The Packers allowed 7.1 net yards per pass attempt in 2016, which builds sacks into the equation; only the Saints and Raiders were worse. If a half yard gets shaved off of that no major rockets are going to go off across the Sports Mediaverse, yet it damn well may mean something.


About Last Night -- Baseball was awfully kind to Lance Lynn again

A major focus point in yesterday’s edition was on the Cardinals' Lynn not pitching the way his bottom line of 10-6/3.21 through this season indicated, and the 8-6 St. Louis win over Kansas City brought a box score that might lead to yawns in terms of grading the Cardinal starter. He actually lowered his ERA to 3.12 and did not get a decision, but in truth was once again not very good at all. Baseball continues to be kind.

Consider the first two innings, when seven of the 11 batters who went to the plate for the Royals reached base, yet only one run scored. Lynn had more walks than strikeouts, allowing a single-game OBP of .407, and to put that latter number into perspective, of the 156 hitters with enough plate appearances to qualify for the MLB rankings, only six are above that.
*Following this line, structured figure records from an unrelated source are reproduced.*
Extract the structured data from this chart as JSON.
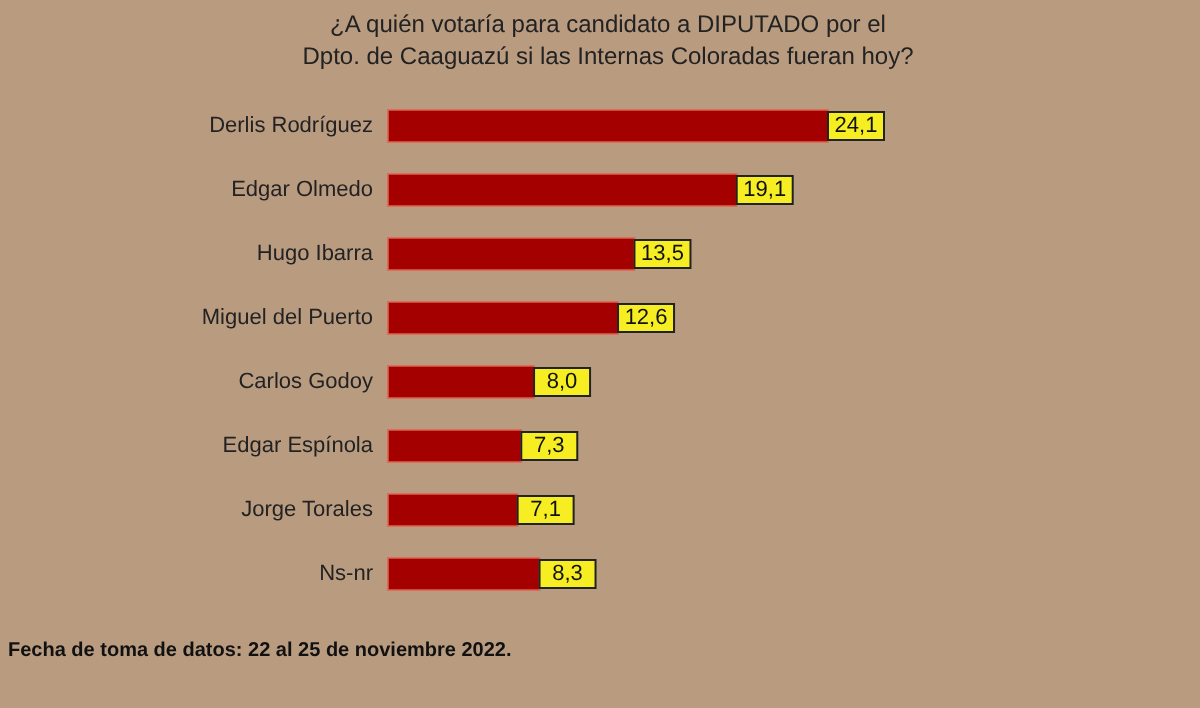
{
  "chart_data": {
    "type": "bar",
    "orientation": "horizontal",
    "title": "¿A quién votaría para candidato a DIPUTADO por el\nDpto. de Caaguazú si las Internas Coloradas fueran hoy?",
    "categories": [
      "Derlis Rodríguez",
      "Edgar Olmedo",
      "Hugo Ibarra",
      "Miguel del Puerto",
      "Carlos Godoy",
      "Edgar Espínola",
      "Jorge Torales",
      "Ns-nr"
    ],
    "values": [
      24.1,
      19.1,
      13.5,
      12.6,
      8.0,
      7.3,
      7.1,
      8.3
    ],
    "value_labels": [
      "24,1",
      "19,1",
      "13,5",
      "12,6",
      "8,0",
      "7,3",
      "7,1",
      "8,3"
    ],
    "color": "#a50000",
    "annotations": [
      "Fecha de toma de datos: 22 al 25 de noviembre 2022."
    ]
  }
}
Lynn walked away with a single-game ERA of 3.00, but FIP called it 4.63 and xFIP 6.71. Those numbers better indications of the quality of his pitches. He will remain on the play-against watch list over the next cycle. Now for some play-on guys …


In the Sights -- The Cole Hamels full-season statistics are stale

I don’t need to write much about Houston's Charlie Morton, who was a feature topic here a couple of weeks ago, noting how his pitching makeup has changed so drastically this season. Since the All-Star break it has been 36 strikeouts vs. 21 hits allowed, and he dealt at a rather nifty 13.1 PPI in his last outing vs. Toronto.

Morton opposes Texas' Hamels on Friday night in Arlington, and I also like the form of Hamels right now -- yet the early markets have driven the Astros/Rangers Total from 9.5 to 10, with as high as Over -120 off of the new plateau, and that has created a 5.5 for the opening five innings. That will lead me to #972 Texas/Houston First Half Under (8:05 Eastern).

I believe the Hamels full-season numbers are stale, which is why there isn’t a market buy-in right now, his 4.39 FIP and 4.64 xFIP both career worsts by a significant margin (he has never had a season over 4.00 in either category). But the veteran lefty was not at full health earlier in the campaign, though he certainly is now.

A big part of the Hamels arsenal is control, so let’s break it down. Through his first six starts it was an ugly ratio of as many walks (16) as  strikeouts, far out of character for him. But since July 1 it has been a 37-8 K to BB ratio, and three of his last six games have produced at PPI of 12.9 or less. That is vintage Hamels, and what also matters is that because he missed so much time earlier in the campaign he is only sitting on 85.1 innings right now, which means a much fresher arm than would usually be the case as mid-August approaches.